Ernest Powell

Personal information
- Full name: Ernest Ormsby Powell
- Born: 19 January 1861 Liverpool, Lancashire, England
- Died: 29 March 1928 (aged 67) Stafford, Staffordshire, England
- Batting: Right-handed

Domestic team information
- 1882: Surrey
- 1883–1884: Cambridge University
- 1884–1885: Hampshire
- 1888–1895: Marylebone Cricket Club

Career statistics
| Competition | First-class |
| Matches | 21 |
| Runs scored | 1,024 |
| Batting average | 27.67 |
| 100s/50s | 1/6 |
| Top score | 140 |
| Catches/stumpings | 10/– |
- Source: Cricinfo, 17 February 2010

= Ernest Powell =

English cricketer and educator

Ernest Ormsby Powell (19 January 1861 — 29 March 1928) was an English first-class cricketer and educator.

The son of The Reverend Isaac Ormsby Powell, an Irish clergyman originally from Sligo, Powell was born at Liverpool in January 1861. He was educated at Charterhouse School, where he played for the school cricket team. From there, he matriculated in 1880 to King's College, Cambridge. During his second year at Cambridge, he made his debut in first-class cricket for Surrey against Middlesex at The Oval, with Powell making four appearances for Surrey in 1882. While at Cambridge, he also made two first-class appearances for Cambridge University against the Marylebone Cricket Club (MCC) in 1883 and 1884. After leaving Cambridge in 1884, Powell began playing first-class for Hampshire, making his debut against Sussex at Southampton in 1884. He played first-class cricket for Hampshire until 1885, making eleven appearances. In these, he scored 759 runs at an average of 39.94; he made four half centuries and one century, which was a score of 140 against Somerset in 1884, with his second-highest score being 99 against Surrey. In addition to playing for the aforementioned teams, Powell also played first-class cricket for the MCC on three occasions between 1888 and 1895, and once the Gentlemen of the South in 1885. Overall, in 21 first-class matches he scored 1,024 runs at an average of 27.67, making six half centuries alongside his single century.

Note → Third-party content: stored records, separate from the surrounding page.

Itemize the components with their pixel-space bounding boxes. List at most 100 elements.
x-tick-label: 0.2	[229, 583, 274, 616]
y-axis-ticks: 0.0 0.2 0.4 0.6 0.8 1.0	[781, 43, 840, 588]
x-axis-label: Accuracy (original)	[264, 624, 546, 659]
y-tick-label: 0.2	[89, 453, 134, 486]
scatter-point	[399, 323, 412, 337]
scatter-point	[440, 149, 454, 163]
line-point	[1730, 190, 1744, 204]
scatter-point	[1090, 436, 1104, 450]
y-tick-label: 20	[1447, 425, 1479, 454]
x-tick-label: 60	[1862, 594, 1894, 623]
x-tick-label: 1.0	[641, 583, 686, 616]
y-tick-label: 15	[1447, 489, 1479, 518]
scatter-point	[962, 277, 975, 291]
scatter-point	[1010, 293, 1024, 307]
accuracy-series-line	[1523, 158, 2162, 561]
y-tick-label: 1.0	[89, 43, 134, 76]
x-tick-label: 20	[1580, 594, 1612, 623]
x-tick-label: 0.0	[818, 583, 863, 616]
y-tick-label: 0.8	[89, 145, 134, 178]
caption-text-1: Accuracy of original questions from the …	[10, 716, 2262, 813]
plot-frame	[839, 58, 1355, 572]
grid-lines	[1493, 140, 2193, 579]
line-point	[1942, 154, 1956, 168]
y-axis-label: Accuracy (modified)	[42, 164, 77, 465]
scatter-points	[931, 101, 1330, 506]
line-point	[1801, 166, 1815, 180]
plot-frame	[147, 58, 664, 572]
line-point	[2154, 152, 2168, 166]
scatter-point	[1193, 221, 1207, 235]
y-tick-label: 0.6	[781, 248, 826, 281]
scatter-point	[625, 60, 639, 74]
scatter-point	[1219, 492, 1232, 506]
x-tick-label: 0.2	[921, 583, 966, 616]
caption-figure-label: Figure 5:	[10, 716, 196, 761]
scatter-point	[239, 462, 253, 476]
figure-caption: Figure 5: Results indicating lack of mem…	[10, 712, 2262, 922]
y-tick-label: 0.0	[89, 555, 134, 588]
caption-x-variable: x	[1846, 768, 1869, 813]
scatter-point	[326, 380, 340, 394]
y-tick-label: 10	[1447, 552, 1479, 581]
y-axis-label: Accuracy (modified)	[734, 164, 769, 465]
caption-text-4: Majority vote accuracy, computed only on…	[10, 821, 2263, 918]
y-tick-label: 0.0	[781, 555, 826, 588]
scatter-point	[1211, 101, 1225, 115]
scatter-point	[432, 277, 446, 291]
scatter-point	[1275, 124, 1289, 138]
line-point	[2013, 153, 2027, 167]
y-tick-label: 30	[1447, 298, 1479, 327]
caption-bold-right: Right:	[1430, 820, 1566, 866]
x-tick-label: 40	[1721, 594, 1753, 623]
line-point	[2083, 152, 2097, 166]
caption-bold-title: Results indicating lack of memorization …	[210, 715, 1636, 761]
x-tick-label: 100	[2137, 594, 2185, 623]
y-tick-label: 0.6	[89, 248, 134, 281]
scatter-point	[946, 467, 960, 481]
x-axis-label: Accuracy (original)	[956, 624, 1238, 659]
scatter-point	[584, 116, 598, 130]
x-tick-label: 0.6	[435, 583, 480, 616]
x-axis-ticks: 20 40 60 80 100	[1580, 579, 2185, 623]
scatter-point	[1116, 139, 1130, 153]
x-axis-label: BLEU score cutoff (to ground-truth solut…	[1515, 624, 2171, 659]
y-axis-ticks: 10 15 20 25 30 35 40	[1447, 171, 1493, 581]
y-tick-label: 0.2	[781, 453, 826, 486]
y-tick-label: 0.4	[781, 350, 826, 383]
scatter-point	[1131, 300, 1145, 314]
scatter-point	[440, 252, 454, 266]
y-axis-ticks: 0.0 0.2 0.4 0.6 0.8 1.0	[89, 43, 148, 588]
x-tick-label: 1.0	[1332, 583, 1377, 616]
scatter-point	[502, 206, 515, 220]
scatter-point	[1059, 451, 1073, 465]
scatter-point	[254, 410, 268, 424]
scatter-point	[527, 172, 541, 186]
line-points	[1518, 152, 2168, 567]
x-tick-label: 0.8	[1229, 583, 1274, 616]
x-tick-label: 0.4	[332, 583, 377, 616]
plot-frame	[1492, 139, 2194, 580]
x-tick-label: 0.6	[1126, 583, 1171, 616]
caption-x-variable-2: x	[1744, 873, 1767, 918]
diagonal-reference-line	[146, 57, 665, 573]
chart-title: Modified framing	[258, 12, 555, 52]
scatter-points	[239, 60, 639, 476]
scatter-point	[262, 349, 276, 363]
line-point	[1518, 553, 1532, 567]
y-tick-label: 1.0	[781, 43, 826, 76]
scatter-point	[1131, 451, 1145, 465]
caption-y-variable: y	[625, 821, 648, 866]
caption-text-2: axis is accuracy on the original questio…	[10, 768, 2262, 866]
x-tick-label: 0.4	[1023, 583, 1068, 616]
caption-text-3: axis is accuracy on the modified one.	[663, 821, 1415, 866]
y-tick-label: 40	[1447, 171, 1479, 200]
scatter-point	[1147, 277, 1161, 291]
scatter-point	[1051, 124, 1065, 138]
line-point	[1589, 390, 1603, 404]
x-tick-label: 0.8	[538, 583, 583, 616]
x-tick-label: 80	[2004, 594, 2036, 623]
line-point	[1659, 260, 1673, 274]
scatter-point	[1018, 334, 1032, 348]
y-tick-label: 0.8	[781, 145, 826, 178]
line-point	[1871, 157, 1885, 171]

After graduating from Cambridge he trained to become a solicitor, having passed his final exams in 1887. However, ultimately he decided to embark on a teaching career. In 1901, he was appointed headmaster of the King Edward VI Grammar School in Stafford, an appointment he held until 1924. Amongst his pupils at Stafford were Walter Robins, the future England Test cricketer, with Powell recognising his talents as a cricketer. He was a member of Stafford Cricket Club and served on its committee, where he helped ensure the lease of their ground, The Hough. Powell died at his Brunswick Terrace residence in Stafford in March 1928. He is memorialised on the stained glass Powell Memorial Window which adorns the Great Hall at the now closed King Edward VI Grammar School.